Ceny ropy w USA rosną

Ceny ropy w USA rosną w reakcji na ryzyka związane z dostawami surowca z Libii i sankcjami USA nałożonymi na Rosnieft, największego producenta ropy w Rosji. Problem epidemii koronawirusa schodzi w tej sytuacji na drugi plan - informują maklerzy.

Baryłka ropy West Texas Intermediate w dostawach na marzec na giełdzie paliw NYMEX w Nowym Jorku jest wyceniana po 52,47 USD, po zwyżce ceny o 0,81 proc.

Ropa Brent w dostawach na kwiecień na giełdzie paliw ICE Futures Europe w Londynie jest wyceniana po 58,14 USD za baryłkę, wyżej o 0,68 proc.

Amerykański resort skarbu nałożył we wtorek sankcje na filię rosyjskiego państwowego koncernu Rosnieft. Według USA, spółka ta pomaga w handlu ropą naftową nieuznawanemu przez społeczność międzynarodową prezydentowi Wenezueli Nicolasowi Maduro.

Resort skarbu zarządził zamrożenie amerykańskich aktywów firmy oraz jej szefa Didiera Casimiro. Szwajcarska filia Rosnieftu i Casimiro "pośredniczyli w sprzedaży i transporcie wenezuelskiej ropy naftowej" - przekazał w oświadczeniu minister Steven Mnuchin.
Strona amerykańska dała innym przedsiębiorstwom 90 dni na zakończenie współpracy z umieszczoną na czarnej liście firmą. Ponownie wezwała przy tym do zerwania wszelkich interesów z rządem Maduro.
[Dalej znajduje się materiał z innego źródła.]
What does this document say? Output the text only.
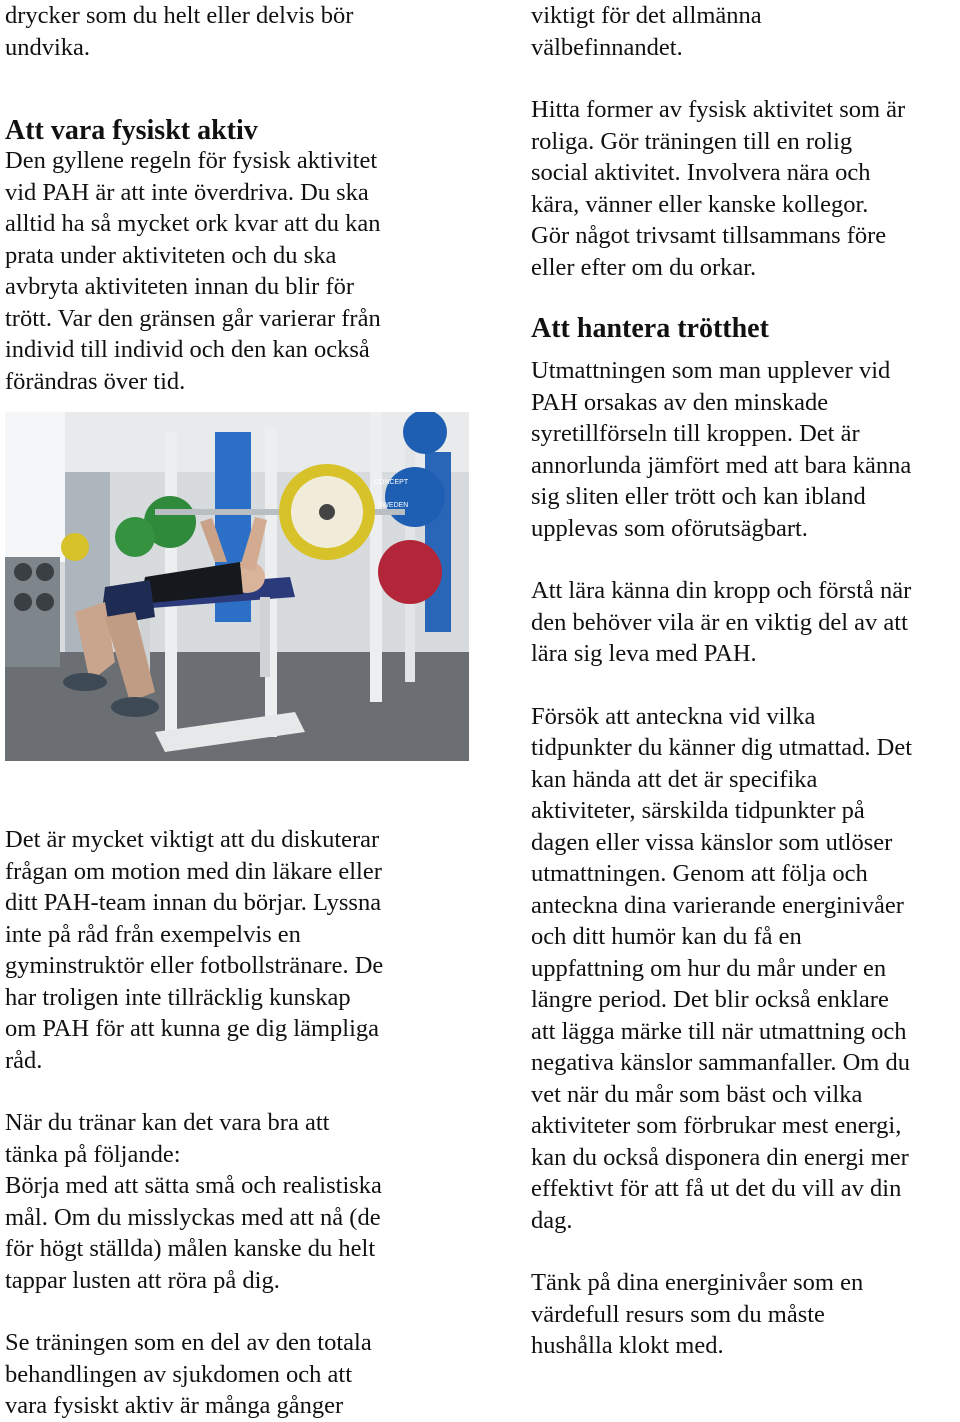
drycker som du helt eller delvis bör
undvika.

Att vara fysiskt aktiv

Den gyllene regeln för fysisk aktivitet
vid PAH är att inte överdriva. Du ska
alltid ha så mycket ork kvar att du kan
prata under aktiviteten och du ska
avbryta aktiviteten innan du blir för
trött. Var den gränsen går varierar från
individ till individ och den kan också
förändras över tid.

Det är mycket viktigt att du diskuterar
frågan om motion med din läkare eller
ditt PAH-team innan du börjar. Lyssna
inte på råd från exempelvis en
gyminstruktör eller fotbollstränare. De
har troligen inte tillräcklig kunskap
om PAH för att kunna ge dig lämpliga
råd.

När du tränar kan det vara bra att
tänka på följande:
Börja med att sätta små och realistiska
mål. Om du misslyckas med att nå (de
för högt ställda) målen kanske du helt
tappar lusten att röra på dig.

Se träningen som en del av den totala
behandlingen av sjukdomen och att
vara fysiskt aktiv är många gånger

CONCEPT
SWEDEN

viktigt för det allmänna
välbefinnandet.

Hitta former av fysisk aktivitet som är
roliga. Gör träningen till en rolig
social aktivitet. Involvera nära och
kära, vänner eller kanske kollegor.
Gör något trivsamt tillsammans före
eller efter om du orkar.

Att hantera trötthet

Utmattningen som man upplever vid
PAH orsakas av den minskade
syretillförseln till kroppen. Det är
annorlunda jämfört med att bara känna
sig sliten eller trött och kan ibland
upplevas som oförutsägbart.

Att lära känna din kropp och förstå när
den behöver vila är en viktig del av att
lära sig leva med PAH.

Försök att anteckna vid vilka
tidpunkter du känner dig utmattad. Det
kan hända att det är specifika
aktiviteter, särskilda tidpunkter på
dagen eller vissa känslor som utlöser
utmattningen. Genom att följa och
anteckna dina varierande energinivåer
och ditt humör kan du få en
uppfattning om hur du mår under en
längre period. Det blir också enklare
att lägga märke till när utmattning och
negativa känslor sammanfaller. Om du
vet när du mår som bäst och vilka
aktiviteter som förbrukar mest energi,
kan du också disponera din energi mer
effektivt för att få ut det du vill av din
dag.

Tänk på dina energinivåer som en
värdefull resurs som du måste
hushålla klokt med.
Z kolei w Libii doszło to ataku artyleryjskiego na Trypolis - we wtorek dokonały tego siły samozwańczej Libijskiej Armii Narodowej (ANL) Chalify Haftara.

W ataku na port w Trypolisie trzy osoby zginęły, a pięć zostało rannych. Bilans ten mógł być jednak o wiele większy, bowiem jeden z pocisków omal nie trafił w cysternę ze skroplonym gazem na jednym ze statków. Dowództwo ANL twierdzi, że zamierzało zaatakować turecki statek, dostarczający do Libii broń, a następnie uderzyło w magazyn z bronią.
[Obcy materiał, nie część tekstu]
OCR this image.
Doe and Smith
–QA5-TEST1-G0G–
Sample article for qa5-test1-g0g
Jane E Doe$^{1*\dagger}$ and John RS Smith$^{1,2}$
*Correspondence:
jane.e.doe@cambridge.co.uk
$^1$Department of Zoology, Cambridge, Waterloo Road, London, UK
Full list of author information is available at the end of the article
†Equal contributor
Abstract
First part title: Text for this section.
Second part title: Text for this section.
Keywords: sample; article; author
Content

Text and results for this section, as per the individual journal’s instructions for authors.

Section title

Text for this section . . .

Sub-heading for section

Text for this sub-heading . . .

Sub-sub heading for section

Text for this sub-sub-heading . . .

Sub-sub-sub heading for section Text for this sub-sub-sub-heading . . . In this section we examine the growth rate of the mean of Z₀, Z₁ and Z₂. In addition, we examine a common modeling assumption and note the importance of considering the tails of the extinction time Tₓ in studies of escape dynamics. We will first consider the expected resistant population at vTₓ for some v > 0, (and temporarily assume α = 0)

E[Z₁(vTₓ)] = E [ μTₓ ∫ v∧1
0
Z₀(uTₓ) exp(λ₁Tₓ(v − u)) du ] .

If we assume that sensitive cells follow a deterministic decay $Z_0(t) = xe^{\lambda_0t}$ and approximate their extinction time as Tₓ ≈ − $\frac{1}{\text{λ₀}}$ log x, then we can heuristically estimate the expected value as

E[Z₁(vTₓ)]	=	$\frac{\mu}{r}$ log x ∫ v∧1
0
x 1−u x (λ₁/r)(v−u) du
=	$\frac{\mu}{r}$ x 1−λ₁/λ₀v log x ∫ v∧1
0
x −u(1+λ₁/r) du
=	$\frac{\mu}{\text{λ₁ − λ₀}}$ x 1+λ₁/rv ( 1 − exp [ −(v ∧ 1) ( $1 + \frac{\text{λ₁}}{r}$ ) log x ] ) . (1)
Libijska Krajowa Spółka Naftowa (NOC) poinformowała, że pilnie ewakuowała wszystkie tankowce z portu w Trypolisie po tym, jak jeden z pocisków spadł kilka metrów "od tankowca ze skroplonym gazem ziemnym, rozładowywanym w porcie".

Miasto nie ma czynnych magazynów paliwa; konsekwencje będą natychmiastowe. Działalność szpitali, szkół, elektrowni i innych ważnych usług zostaną zakłócone

powiedział prezes NOC Mustafa Sanalla.

Na dalszy plan w ostatnich godzinach zeszła sprawa epidemii koronawirusa w Chinach.

Tymczasem liczba ofiar śmiertelnych koronawirusa w tym kraju przekroczyła już 2 tys. - poinformowała dziś chińska Narodowa Komisja Zdrowia. W ostatnich 24 godzinach bilans ten zwiększył się o 136 osób.

Odnotowano 1.749 nowych przypadków zakażenia. Tym samym liczba osób zainfekowanych w Chinach wzrosła do 74.185.

Według Komisji, nastąpił spadek liczby osób zakażonych, bowiem dzień wcześniej informowano o 1.886 nowych przypadkach infekcji.

Chińskie władze mogą mocniej wesprzeć gospodarkę, która rozwija się wolniej z powodu epidemii koronawirusa. Mocny zastrzyk gotówki mogą dostać m.in. chińskie linie lotnicze - podają źródła zbliżone do sprawy. Może też dojść do przejmowania słabszych i mniejszych przewoźników lotniczych, które mocno ucierpiały na ograniczeniu podróży, przez największe chińskie firmy lotnicze.